In today’s world, our mental and physical well-being are more important than ever. Our shared outdoor spaces are critical to supporting all aspects of public health from how we physically get around to the ways we engage socially with one another. Outdoor spaces can be places for us to recharge, relax and recreate. There is a park near my office, Market Square Park, that I find myself visiting frequently both to recharge and to enjoy the energy of those around me. To me, this park represents the definition of good urban design and planning. There are both spaces to sit alone and spaces to enjoy large crowds at public events. There is both shade and sunshine. You are surrounded by nature with dappled light through the tall trees, but can also see office towers in the distance and old historic architecture nearby. This space allows me to – depending on my need of the day – connect with nature, myself and those around me.
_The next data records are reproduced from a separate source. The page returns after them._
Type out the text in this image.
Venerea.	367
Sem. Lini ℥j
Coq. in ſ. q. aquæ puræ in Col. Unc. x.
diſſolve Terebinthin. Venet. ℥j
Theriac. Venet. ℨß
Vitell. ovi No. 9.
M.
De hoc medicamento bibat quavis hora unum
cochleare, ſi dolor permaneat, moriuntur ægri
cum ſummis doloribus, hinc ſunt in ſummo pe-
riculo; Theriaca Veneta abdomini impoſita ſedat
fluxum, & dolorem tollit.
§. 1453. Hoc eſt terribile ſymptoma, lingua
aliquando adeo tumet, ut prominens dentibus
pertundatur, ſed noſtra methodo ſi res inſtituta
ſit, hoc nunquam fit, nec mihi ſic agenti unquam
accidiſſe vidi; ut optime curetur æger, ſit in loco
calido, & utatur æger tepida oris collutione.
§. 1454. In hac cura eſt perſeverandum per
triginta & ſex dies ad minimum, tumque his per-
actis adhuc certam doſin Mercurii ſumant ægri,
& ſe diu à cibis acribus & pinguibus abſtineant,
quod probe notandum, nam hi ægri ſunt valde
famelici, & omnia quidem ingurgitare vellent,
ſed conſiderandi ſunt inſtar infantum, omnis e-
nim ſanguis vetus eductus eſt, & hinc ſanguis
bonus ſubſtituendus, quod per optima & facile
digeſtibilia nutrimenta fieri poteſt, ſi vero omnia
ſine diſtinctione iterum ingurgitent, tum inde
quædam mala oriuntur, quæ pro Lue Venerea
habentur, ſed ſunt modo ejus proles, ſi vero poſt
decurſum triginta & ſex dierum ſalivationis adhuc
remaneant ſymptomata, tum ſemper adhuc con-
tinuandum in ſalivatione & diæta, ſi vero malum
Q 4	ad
What is your favorite iconic space? Why?
It’s not a building or landscape design project, it’s actually the Redwood forests in California. I was not a hiker until I moved to Oakland, Calif. While living there, my wife and I spend countless hours hiking under the canopy of the giant redwood trees in what felt like our own room surrounded by the chartreuse ferns, chocolate bark and dappled light. It was awe inspiring. During those hikes, I enjoyed great conversations with my wife and friends, pondered and made big life decisions, and enjoyed the beauty of the world around me. It is a truly special place that I feel deeply connected to.
What landscape architecture, urban design and/or planning trend are you paying attention to right now?
Placemaking is a hot topic right now. The challenge is defining what that actually means, as I find people in our industry use it to refer to many different things. For me, placemaking is about ensuring a space meets the real needs of people. It is incorporating the identity of the local region or community to form a space that is both functional and aesthetically pleasing. Placemaking gives a space – whether that be a neighborhood, park or streetscape – a soul and heart. It creates emotion and gives character to a location. Oftentimes, these spaces end up being the catalyst for a larger movement.
Why Design Workshop?
Becky Zimmermann, CEO of Design Workshop, always describes our firm as one office with long hallways. This description speaks to me as I’ve lived all over the world, and want to continue that broad perspective. When I returned home to Houston a few years ago, I was seeking a role where I could have the opportunity to work with a diverse group of people around the globe while also making an impact locally. Design Workshop offers the ideal situation for me – I can be part of continuing the transformation of my hometown while working on projects and collaborating with colleagues all over the nation and world. It’s all one long hallway, with a whole array of people sharing their knowledge garnered from their own diverse experiences. This results in really great projects and results for our clients.